Identification of the amino acids involved in the potentiation of heteromeric GlyRs by low ICS concentrations could help in the design of more specific glycinergic potentiators. The modulations induced by other glycinergic potentiators, alcohols, and volatile anesthetics, are known to involve a serine conserved in TM2 segments of Gly and GABA_A receptors (Mihic et al., 1997; seeKrasowski and Harrison, 1999 for review of the role of TM2 segments in the potentiations induced by various anesthetics). This serine might participate in the binding site of these potentiators or influence transduction processes [it also affects agonists EC₅₀ (Ueno et al., 1999) and modulations by molecules unlikely to all bind to the same site (Belelli et al., 1999)]. TM2 segments affect transduction processes for all the ligand-gated channels of the GlyRs superfamily [see Galzi et al. (1996) for nicotinic receptors TM2 mutants showing altered isomerization constants between inactive and active states without modification of binding constants; see Moorhouse et al. (1999) for an α1 GlyR TM2 mutant showing a decreased function and normal ligand binding; see also Boileau and Czajkowski (1999) for GABA_A receptors TM2 mutations affecting modulation by benzodiazepines]. Up to now, the only agents known to discriminate between different GlyR types, picrotoxinin, and cyanotriphenylborate, recognize differences between TM2 segments of these receptors (Pribilla et al., 1992; Rundström et al., 1994). In contrast, we have shown that TM2 segments are not responsible for the striking difference in ICS sensitivity between homomeric α1 and α2 GlyRs (α1G254A GlyRs, having α2 TM2, showed the ICS sensitivity of wild-type α1 GlyRs). The binding site responsible for the potentiating effect of ICS on GlyRs (of much higher apparent affinity for heteromeric GlyRs than for α1 GlyRs, undetected for α2 GlyRs) is likely to involve some residues outside TM2, different on each subunit.

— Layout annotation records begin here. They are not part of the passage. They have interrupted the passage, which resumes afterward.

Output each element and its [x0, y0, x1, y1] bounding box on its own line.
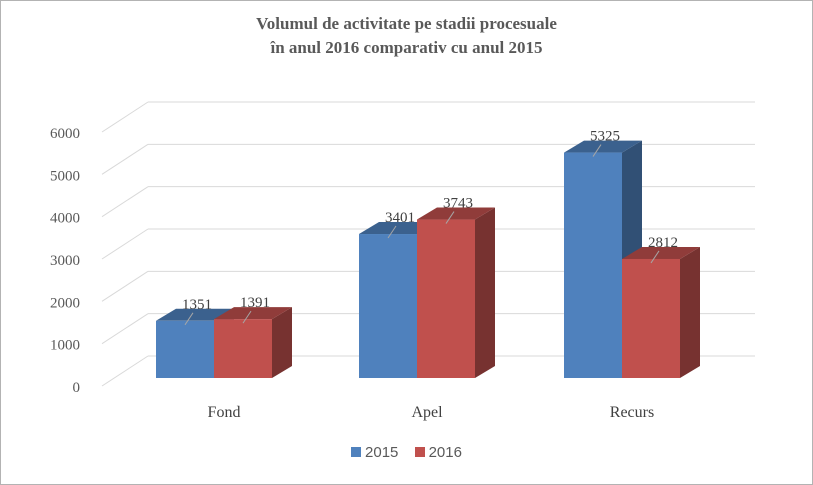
x-tick-label: Recurs: [610, 404, 654, 421]
bar-2015-Fond: [156, 320, 214, 378]
legend-label-2015: 2015: [365, 444, 399, 461]
legend-swatch-2015: [351, 447, 362, 457]
y-tick-label: 0: [73, 380, 81, 396]
y-tick-label: 2000: [50, 295, 80, 311]
bar-2016-Fond: [214, 319, 272, 378]
x-tick-label: Apel: [411, 404, 443, 421]
bar-2015-Recurs: [564, 152, 622, 378]
data-label: 1351: [182, 297, 212, 313]
y-tick-label: 6000: [50, 126, 80, 142]
gridline-diagonal: [101, 143, 149, 175]
label-leader: [387, 225, 397, 239]
gridline-diagonal: [101, 355, 149, 387]
data-label: 2812: [648, 235, 678, 251]
gridline-diagonal: [101, 313, 149, 345]
bar-2015-Apel: [359, 234, 417, 378]
bar-side-2016: [475, 207, 495, 378]
label-leader: [650, 250, 660, 264]
gridline-diagonal: [101, 270, 149, 302]
bar-top-2016: [622, 246, 700, 259]
bar-2016-Recurs: [622, 258, 680, 378]
legend-item-2016: 2016: [414, 444, 462, 461]
y-tick-label: 1000: [50, 338, 80, 354]
chart-title-line1: Volumul de activitate pe stadii procesua…: [256, 14, 557, 33]
bar-top-2015: [564, 140, 642, 153]
legend-item-2015: 2015: [351, 444, 398, 461]
gridline-diagonal: [101, 228, 149, 260]
data-label: 1391: [240, 295, 270, 311]
bar-side-2016: [680, 246, 700, 378]
bar-side-2016: [272, 307, 292, 378]
data-label: 3743: [443, 196, 473, 212]
x-tick-label: Fond: [208, 404, 241, 421]
legend: 2015 2016: [0, 444, 813, 461]
gridline-diagonal: [101, 186, 149, 218]
data-label: 3401: [385, 210, 415, 226]
y-tick-label: 3000: [50, 253, 80, 269]
y-tick-label: 4000: [50, 211, 80, 227]
gridline-diagonal: [101, 101, 149, 133]
bar-2016-Apel: [417, 219, 475, 378]
label-leader: [242, 310, 252, 324]
data-label: 5325: [590, 129, 620, 145]
label-leader: [184, 312, 194, 326]
legend-swatch-2016: [414, 447, 425, 457]
y-tick-label: 5000: [50, 168, 80, 184]
chart-title-line2: în anul 2016 comparativ cu anul 2015: [270, 38, 543, 57]
bar-top-2016: [214, 307, 292, 320]
label-leader: [445, 211, 455, 224]
bar-top-2016: [417, 207, 495, 220]
label-leader: [592, 144, 602, 157]
legend-label-2016: 2016: [428, 444, 462, 461]
chart-title: Volumul de activitate pe stadii procesua…: [0, 12, 813, 60]
bar-top-2015: [156, 308, 234, 321]
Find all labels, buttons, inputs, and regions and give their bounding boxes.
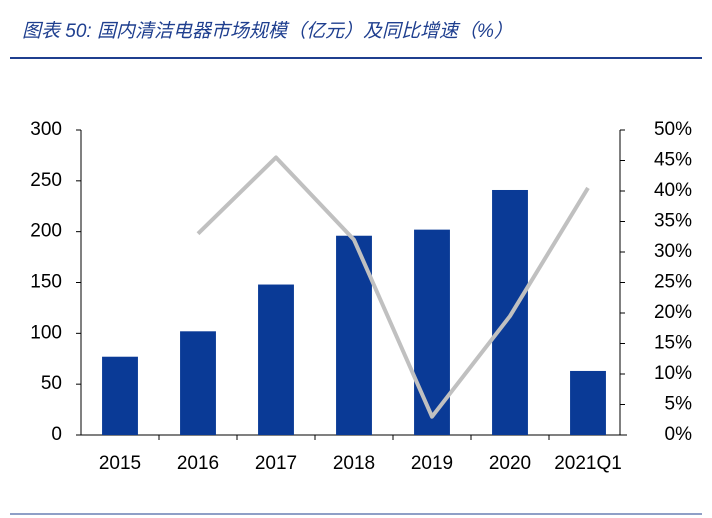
y2-tick-label: 45% xyxy=(654,150,692,171)
y2-tick-label: 0% xyxy=(665,424,693,445)
y-tick-label: 100 xyxy=(30,322,62,343)
bar xyxy=(258,284,294,435)
chart-title: 图表 50: 国内清洁电器市场规模（亿元）及同比增速（%） xyxy=(22,20,513,42)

The binding of 5-HT₃ antagonists on 5-HT₃ receptors is known to involve a glutamate (E106 in mouse 5-HT₃ A_Lreceptors; Boess et al., 1997) and several tryptophan residues, probably involved in cation-Π interactions with the positive amine in the tropane of these antagonists (Venkataraman et al., 1999;Yan et al., 1999; Spier and Lummis, 2000). Interestingly, in the GlyR α1, α2, and β subunits, a glutamate is aligned with the E106 of 5-HT₃ A_L, and most residues aligned with the critical tryptophans are either tryptophan or phenylalanine, also able to participate in cation-Π interactions. Thus, the high-affinity binding site of ICS on GlyRs is likely to be extracellular and may resemble its site on 5-HT₃receptors. Sequence comparisons and chimera analysis should facilitate identification of the residues responsible for the differential ICS sensitivity of the different GlyR types. Potentiation by ICS of α1 homomeric and heteromeric GlyRs could both be explained by binding of ICS at the interface between subunits, as described for benzodiazepines on GABA_A receptors (Sigel and Buhr, 1997).